Aqui mostramos alguns resultados preliminares da nossa investigação – ressaltando, antes de tudo, que essas são  perguntas difíceis de serem respondidas, pois os agrupamentos formados em torno desse campo parecem tomar formas tão variadas quantas são as concepções em torno do próprio campo.

De um modo geral, vemos que as diversas Associações procuram aglutinar, definir e de alguma maneira “chancelar” as iniciativas em Humanidades Digitais, e podem tanto tomar a forma de sociedades científicas tradicionais como funcionar como redes virtuais sem existência jurídica ou formal.

Um grande impulso no sentido de um agrupamento global das associações em humanidades digitais foi a criação da ADHO, Alliance of Digital Humanities Organizations (ADHO), http://ahdo.org, organização que congrega as diversas iniciativas em Humanidades Digitais desde 2002. A ADHO lista as seguintes Associações como membros constitutivos:

A ADHO tem como linhas principais apoiar e guiar a formulação de projetos, abrigar periódicos e outras publicações e promover conferências e encontros científicos. A Aliança tem origem, de fato, já na primeira conferência chamada “Digital Humanities”, realizada em 1989, como uma ação conjunta da ACH e da ALLC. Desde 1990, a conferência tem sido realizada anualmente.

http://www.globaloutlookdh.orgAlém disso, a Aliança inclui alguns projetos e grupos de interesse especial, como o  Global Outlook::Digital Humanities (GO::DH), http://www.globaloutlookdh.org/, que se define como uma comunidade de interesses com o propósito de discutir e promover estratégias para derrubar as barreiras que dificultam a comunicação e a colaboração entre pesquisadores das humanidades digitais ao redor do mundo, em particular considerando as diferenças que separam projetos em países com economias mais e menos desenvolvidas.

A ADHO e suas associações constituintes – ACH, ALLC, CSDH/SCHN, aaDH, JADH, e mesmo o centerNet, funcionam como sociedades científicas em moldes tradicionais no que remete às formas de associação – ou seja, os membros de cada um desses grupos são sócios da iniciativa, pagando uma taxa anual que se converte em benefícios como descontos em conferências e assinaturas de periódicos, entre outros.

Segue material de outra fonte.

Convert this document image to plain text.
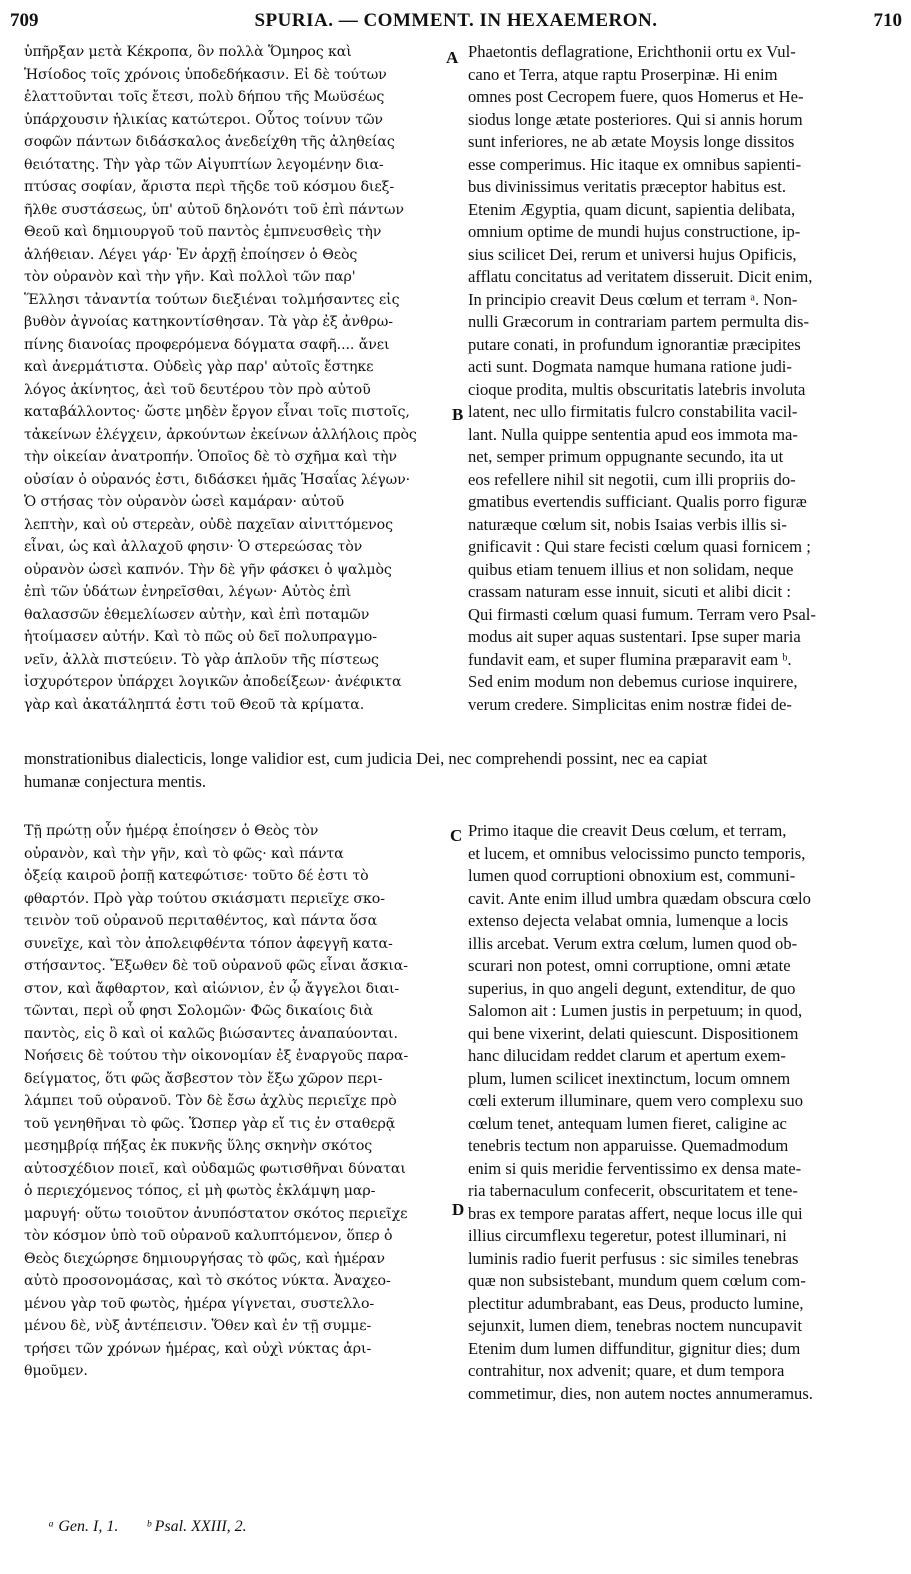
709	SPURIA. — COMMENT. IN HEXAEMERON.	710
A
B
C
D
ὑπῆρξαν μετὰ Κέκροπα, ὃν πολλὰ Ὅμηρος καὶ
Ἡσίοδος τοῖς χρόνοις ὑποδεδήκασιν. Εἰ δὲ τούτων
ἐλαττοῦνται τοῖς ἔτεσι, πολὺ δήπου τῆς Μωϋσέως
ὑπάρχουσιν ἡλικίας κατώτεροι. Οὗτος τοίνυν τῶν
σοφῶν πάντων διδάσκαλος ἀνεδείχθη τῆς ἀληθείας
θειότατης. Τὴν γὰρ τῶν Αἰγυπτίων λεγομένην δια-
πτύσας σοφίαν, ἄριστα περὶ τῆςδε τοῦ κόσμου διεξ-
ῆλθε συστάσεως, ὑπ' αὐτοῦ δηλονότι τοῦ ἐπὶ πάντων
Θεοῦ καὶ δημιουργοῦ τοῦ παντὸς ἐμπνευσθεὶς τὴν
ἀλήθειαν. Λέγει γάρ· Ἐν ἀρχῇ ἐποίησεν ὁ Θεὸς
τὸν οὐρανὸν καὶ τὴν γῆν. Καὶ πολλοὶ τῶν παρ'
Ἕλλησι τἀναντία τούτων διεξιέναι τολμήσαντες εἰς
βυθὸν ἀγνοίας κατηκοντίσθησαν. Τὰ γὰρ ἐξ ἀνθρω-
πίνης διανοίας προφερόμενα δόγματα σαφῆ.... ἄνει
καὶ ἀνερμάτιστα. Οὐδεὶς γὰρ παρ' αὐτοῖς ἔστηκε
λόγος ἀκίνητος, ἀεὶ τοῦ δευτέρου τὸν πρὸ αὐτοῦ
καταβάλλοντος· ὥστε μηδὲν ἔργον εἶναι τοῖς πιστοῖς,
τἀκείνων ἐλέγχειν, ἀρκούντων ἐκείνων ἀλλήλοις πρὸς
τὴν οἰκείαν ἀνατροπήν. Ὁποῖος δὲ τὸ σχῆμα καὶ τὴν
οὐσίαν ὁ οὐρανός ἐστι, διδάσκει ἡμᾶς Ἡσαΐας λέγων·
Ὁ στήσας τὸν οὐρανὸν ὡσεὶ καμάραν· αὐτοῦ
λεπτὴν, καὶ οὐ στερεὰν, οὐδὲ παχεῖαν αἰνιττόμενος
εἶναι, ὡς καὶ ἀλλαχοῦ φησιν· Ὁ στερεώσας τὸν
οὐρανὸν ὡσεὶ καπνόν. Τὴν δὲ γῆν φάσκει ὁ ψαλμὸς
ἐπὶ τῶν ὑδάτων ἐνηρεῖσθαι, λέγων· Αὐτὸς ἐπὶ
θαλασσῶν ἐθεμελίωσεν αὐτὴν, καὶ ἐπὶ ποταμῶν
ἡτοίμασεν αὐτήν. Καὶ τὸ πῶς οὐ δεῖ πολυπραγμο-
νεῖν, ἀλλὰ πιστεύειν. Τὸ γὰρ ἁπλοῦν τῆς πίστεως
ἰσχυρότερον ὑπάρχει λογικῶν ἀποδείξεων· ἀνέφικτα
γὰρ καὶ ἀκατάληπτά ἐστι τοῦ Θεοῦ τὰ κρίματα.
Phaetontis deflagratione, Erichthonii ortu ex Vul-
cano et Terra, atque raptu Proserpinæ. Hi enim
omnes post Cecropem fuere, quos Homerus et He-
siodus longe ætate posteriores. Qui si annis horum
sunt inferiores, ne ab ætate Moysis longe dissitos
esse comperimus. Hic itaque ex omnibus sapienti-
bus divinissimus veritatis præceptor habitus est.
Etenim Ægyptia, quam dicunt, sapientia delibata,
omnium optime de mundi hujus constructione, ip-
sius scilicet Dei, rerum et universi hujus Opificis,
afflatu concitatus ad veritatem disseruit. Dicit enim,
In principio creavit Deus cœlum et terram ᵃ. Non-
nulli Græcorum in contrariam partem permulta dis-
putare conati, in profundum ignorantiæ præcipites
acti sunt. Dogmata namque humana ratione judi-
cioque prodita, multis obscuritatis latebris involuta
latent, nec ullo firmitatis fulcro constabilita vacil-
lant. Nulla quippe sententia apud eos immota ma-
net, semper primum oppugnante secundo, ita ut
eos refellere nihil sit negotii, cum illi propriis do-
gmatibus evertendis sufficiant. Qualis porro figuræ
naturæque cœlum sit, nobis Isaias verbis illis si-
gnificavit : Qui stare fecisti cœlum quasi fornicem ;
quibus etiam tenuem illius et non solidam, neque
crassam naturam esse innuit, sicuti et alibi dicit :
Qui firmasti cœlum quasi fumum. Terram vero Psal-
modus ait super aquas sustentari. Ipse super maria
fundavit eam, et super flumina præparavit eam ᵇ.
Sed enim modum non debemus curiose inquirere,
verum credere. Simplicitas enim nostræ fidei de-
monstrationibus dialecticis, longe validior est, cum judicia Dei, nec comprehendi possint, nec ea capiat
humanæ conjectura mentis.
Τῇ πρώτῃ οὖν ἡμέρᾳ ἐποίησεν ὁ Θεὸς τὸν
οὐρανὸν, καὶ τὴν γῆν, καὶ τὸ φῶς· καὶ πάντα
ὀξείᾳ καιροῦ ῥοπῇ κατεφώτισε· τοῦτο δέ ἐστι τὸ
φθαρτόν. Πρὸ γὰρ τούτου σκιάσματι περιεῖχε σκο-
τεινὸν τοῦ οὐρανοῦ περιταθέντος, καὶ πάντα ὅσα
συνεῖχε, καὶ τὸν ἀπολειφθέντα τόπον ἀφεγγῆ κατα-
στήσαντος. Ἔξωθεν δὲ τοῦ οὐρανοῦ φῶς εἶναι ἄσκια-
στον, καὶ ἄφθαρτον, καὶ αἰώνιον, ἐν ᾧ ἄγγελοι διαι-
τῶνται, περὶ οὗ φησι Σολομῶν· Φῶς δικαίοις διὰ
παντὸς, εἰς ὃ καὶ οἱ καλῶς βιώσαντες ἀναπαύονται.
Νοήσεις δὲ τούτου τὴν οἰκονομίαν ἐξ ἐναργοῦς παρα-
δείγματος, ὅτι φῶς ἄσβεστον τὸν ἔξω χῶρον περι-
λάμπει τοῦ οὐρανοῦ. Τὸν δὲ ἔσω ἀχλὺς περιεῖχε πρὸ
τοῦ γενηθῆναι τὸ φῶς. Ὥσπερ γὰρ εἴ τις ἐν σταθερᾷ
μεσημβρίᾳ πήξας ἐκ πυκνῆς ὕλης σκηνὴν σκότος
αὐτοσχέδιον ποιεῖ, καὶ οὐδαμῶς φωτισθῆναι δύναται
ὁ περιεχόμενος τόπος, εἰ μὴ φωτὸς ἐκλάμψη μαρ-
μαρυγή· οὕτω τοιοῦτον ἀνυπόστατον σκότος περιεῖχε
τὸν κόσμον ὑπὸ τοῦ οὐρανοῦ καλυπτόμενον, ὅπερ ὁ
Θεὸς διεχώρησε δημιουργήσας τὸ φῶς, καὶ ἡμέραν
αὐτὸ προσονομάσας, καὶ τὸ σκότος νύκτα. Ἀναχεο-
μένου γὰρ τοῦ φωτὸς, ἡμέρα γίγνεται, συστελλο-
μένου δὲ, νὺξ ἀντέπεισιν. Ὅθεν καὶ ἐν τῇ συμμε-
τρήσει τῶν χρόνων ἡμέρας, καὶ οὐχὶ νύκτας ἀρι-
θμοῦμεν.
Primo itaque die creavit Deus cœlum, et terram,
et lucem, et omnibus velocissimo puncto temporis,
lumen quod corruptioni obnoxium est, communi-
cavit. Ante enim illud umbra quædam obscura cœlo
extenso dejecta velabat omnia, lumenque a locis
illis arcebat. Verum extra cœlum, lumen quod ob-
scurari non potest, omni corruptione, omni ætate
superius, in quo angeli degunt, extenditur, de quo
Salomon ait : Lumen justis in perpetuum; in quod,
qui bene vixerint, delati quiescunt. Dispositionem
hanc dilucidam reddet clarum et apertum exem-
plum, lumen scilicet inextinctum, locum omnem
cœli exterum illuminare, quem vero complexu suo
cœlum tenet, antequam lumen fieret, caligine ac
tenebris tectum non apparuisse. Quemadmodum
enim si quis meridie ferventissimo ex densa mate-
ria tabernaculum confecerit, obscuritatem et tene-
bras ex tempore paratas affert, neque locus ille qui
illius circumflexu tegeretur, potest illuminari, ni
luminis radio fuerit perfusus : sic similes tenebras
quæ non subsistebant, mundum quem cœlum com-
plectitur adumbrabant, eas Deus, producto lumine,
sejunxit, lumen diem, tenebras noctem nuncupavit
Etenim dum lumen diffunditur, gignitur dies; dum
contrahitur, nox advenit; quare, et dum tempora
commetimur, dies, non autem noctes annumeramus.
ᵃ Gen. I, 1. ᵇ Psal. XXIII, 2.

Os membros da ALLC e da ACH, por exemplo, são os assinantes do periódico Literary and Linguistic Computing (LLC), http://llc.oxfordjournals.org. Outras iniciativas – como o próprio GO::DH, que é parte da AHDO – funcionam como redes virtuais, sem uma política efetiva de sociedade; no caso do GO::DH, por exemplo, a particpação é efetivada pela assinatura de uma lista de discussão por emails.

A AHDO e suas constituintes são um bom exemplo de associações bem estabelecidas, algumas delas com mais de vinte anos de funcionamento – e que se definem por recortes regionais: há a associação europeia, a canadense, a asiática, etc. Não há, como se vê, uma associação regional definida na América do Sul.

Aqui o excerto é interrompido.